According to media reports, Japanese Foreign Minister Taro Kono on Monday urged a new structure including the United States, Russia, China, Britain and France in case of INF Treaty expiration, saying countries outside the treaty are still expanding armaments.
The INF Treaty is a missile pact signed by Washington and Moscow at the end of 1987 to curb the arms race.
"China is concerned with and opposes the possible abandonment of the treaty as a result of U.S. unilateral withdrawal," Foreign Ministry spokesperson Hua Chunying said, urging the United States and Russia to settle divergences via dialogue and try their best to preserve the pact.
"China will in no way agree to making the INF Treaty multilateral," Hua told a press briefing, adding the multilateralization of the treaty, which is bilateral in nature, involves political, military, legal and a series of other complex issues.

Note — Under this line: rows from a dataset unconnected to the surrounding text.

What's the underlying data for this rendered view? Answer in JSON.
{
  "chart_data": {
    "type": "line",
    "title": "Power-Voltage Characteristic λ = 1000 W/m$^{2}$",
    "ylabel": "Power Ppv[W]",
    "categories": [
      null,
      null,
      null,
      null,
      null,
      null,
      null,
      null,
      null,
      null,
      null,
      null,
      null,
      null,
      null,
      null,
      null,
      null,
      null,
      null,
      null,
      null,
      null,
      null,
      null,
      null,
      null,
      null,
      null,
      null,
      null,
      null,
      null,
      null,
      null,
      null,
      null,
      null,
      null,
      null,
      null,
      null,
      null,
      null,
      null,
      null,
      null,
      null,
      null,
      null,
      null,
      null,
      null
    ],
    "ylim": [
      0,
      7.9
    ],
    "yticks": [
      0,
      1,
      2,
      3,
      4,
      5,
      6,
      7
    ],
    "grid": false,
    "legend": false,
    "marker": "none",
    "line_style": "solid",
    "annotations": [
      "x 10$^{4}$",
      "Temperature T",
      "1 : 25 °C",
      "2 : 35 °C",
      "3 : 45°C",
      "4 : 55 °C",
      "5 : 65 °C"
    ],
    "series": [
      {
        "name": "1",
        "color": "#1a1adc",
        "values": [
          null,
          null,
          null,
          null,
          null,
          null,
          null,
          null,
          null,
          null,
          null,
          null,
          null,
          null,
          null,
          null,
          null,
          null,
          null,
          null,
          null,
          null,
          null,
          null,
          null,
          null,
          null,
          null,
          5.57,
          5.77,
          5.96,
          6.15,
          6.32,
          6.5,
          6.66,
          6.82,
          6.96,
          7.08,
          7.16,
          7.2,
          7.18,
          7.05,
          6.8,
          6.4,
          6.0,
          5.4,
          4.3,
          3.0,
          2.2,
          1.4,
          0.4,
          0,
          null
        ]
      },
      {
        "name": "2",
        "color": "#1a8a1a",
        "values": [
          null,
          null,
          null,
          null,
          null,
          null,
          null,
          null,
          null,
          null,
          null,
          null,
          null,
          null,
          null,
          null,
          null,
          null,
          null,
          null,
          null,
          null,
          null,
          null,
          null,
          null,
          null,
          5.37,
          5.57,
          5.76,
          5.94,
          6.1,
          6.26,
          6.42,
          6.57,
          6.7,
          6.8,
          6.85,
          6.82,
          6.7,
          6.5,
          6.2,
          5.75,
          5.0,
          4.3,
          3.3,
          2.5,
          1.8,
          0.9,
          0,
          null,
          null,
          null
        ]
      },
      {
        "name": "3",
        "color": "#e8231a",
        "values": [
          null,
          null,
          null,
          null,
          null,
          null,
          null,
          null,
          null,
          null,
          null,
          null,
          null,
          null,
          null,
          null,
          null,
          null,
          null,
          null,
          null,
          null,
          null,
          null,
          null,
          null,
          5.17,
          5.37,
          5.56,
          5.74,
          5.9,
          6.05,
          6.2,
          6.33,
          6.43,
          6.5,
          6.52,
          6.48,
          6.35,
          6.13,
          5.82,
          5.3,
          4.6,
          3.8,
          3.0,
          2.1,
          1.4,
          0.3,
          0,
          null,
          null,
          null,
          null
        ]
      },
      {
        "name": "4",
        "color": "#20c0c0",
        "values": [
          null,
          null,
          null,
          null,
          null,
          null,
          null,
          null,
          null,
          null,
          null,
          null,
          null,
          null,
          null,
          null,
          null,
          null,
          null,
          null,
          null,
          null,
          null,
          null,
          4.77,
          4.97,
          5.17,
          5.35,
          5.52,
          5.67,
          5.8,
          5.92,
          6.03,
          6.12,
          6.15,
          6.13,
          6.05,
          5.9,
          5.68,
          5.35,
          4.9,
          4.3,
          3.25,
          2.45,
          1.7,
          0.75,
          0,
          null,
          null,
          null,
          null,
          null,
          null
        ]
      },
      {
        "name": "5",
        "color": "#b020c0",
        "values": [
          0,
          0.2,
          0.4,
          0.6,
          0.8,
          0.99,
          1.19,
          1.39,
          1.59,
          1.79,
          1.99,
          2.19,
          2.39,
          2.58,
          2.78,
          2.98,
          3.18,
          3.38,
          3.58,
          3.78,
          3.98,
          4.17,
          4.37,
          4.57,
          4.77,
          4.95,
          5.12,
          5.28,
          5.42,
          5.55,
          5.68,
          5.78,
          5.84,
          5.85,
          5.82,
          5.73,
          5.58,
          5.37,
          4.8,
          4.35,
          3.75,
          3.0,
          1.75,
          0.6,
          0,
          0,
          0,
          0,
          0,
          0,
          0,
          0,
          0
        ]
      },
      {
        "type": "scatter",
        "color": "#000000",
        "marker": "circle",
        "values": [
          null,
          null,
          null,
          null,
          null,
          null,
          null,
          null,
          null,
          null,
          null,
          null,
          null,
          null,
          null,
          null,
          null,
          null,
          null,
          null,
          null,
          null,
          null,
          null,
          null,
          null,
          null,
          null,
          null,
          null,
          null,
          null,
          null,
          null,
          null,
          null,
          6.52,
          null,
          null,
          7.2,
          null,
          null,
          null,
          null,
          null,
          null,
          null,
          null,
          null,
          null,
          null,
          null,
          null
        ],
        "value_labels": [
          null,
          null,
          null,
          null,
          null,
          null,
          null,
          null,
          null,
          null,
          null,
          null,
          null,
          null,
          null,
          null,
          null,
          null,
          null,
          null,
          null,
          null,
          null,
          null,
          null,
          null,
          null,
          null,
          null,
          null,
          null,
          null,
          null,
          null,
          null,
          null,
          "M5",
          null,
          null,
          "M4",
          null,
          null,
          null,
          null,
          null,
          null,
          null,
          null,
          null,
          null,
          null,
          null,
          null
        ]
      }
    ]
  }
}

The so-called "new structure" put forward by Kono cannot help save the treaty, but rather serves in essence as an excuse for U.S. unilateral withdrawal from the treaty, the spokesperson said.
"The national defense policies China follows are defensive in nature," Hua said, adding China's development of intermediate-range missiles is purely for defensive purposes, which is not intended to and will not pose a threat to any other country. "The true purpose of the United States pulling out of the treaty is to avoid its bounden duties."
As for U.S. Secretary of State Mike Pompeo's proposal on Monday to include China in strategic dialogues between the United States and Russia as well as relevant treaties, Hua called it a disguised form of "duty shifting."
"China champions a comprehensive ban on and thorough destruction of nuclear weapons, but nuclear disarmament should adhere to the internationally recognized principle of 'undiminished security for all' concerning arms control," she said.
The United States, as the largest nuclear state in the world, is burdened with special and primary responsibilities in nuclear disarmament, Hua added.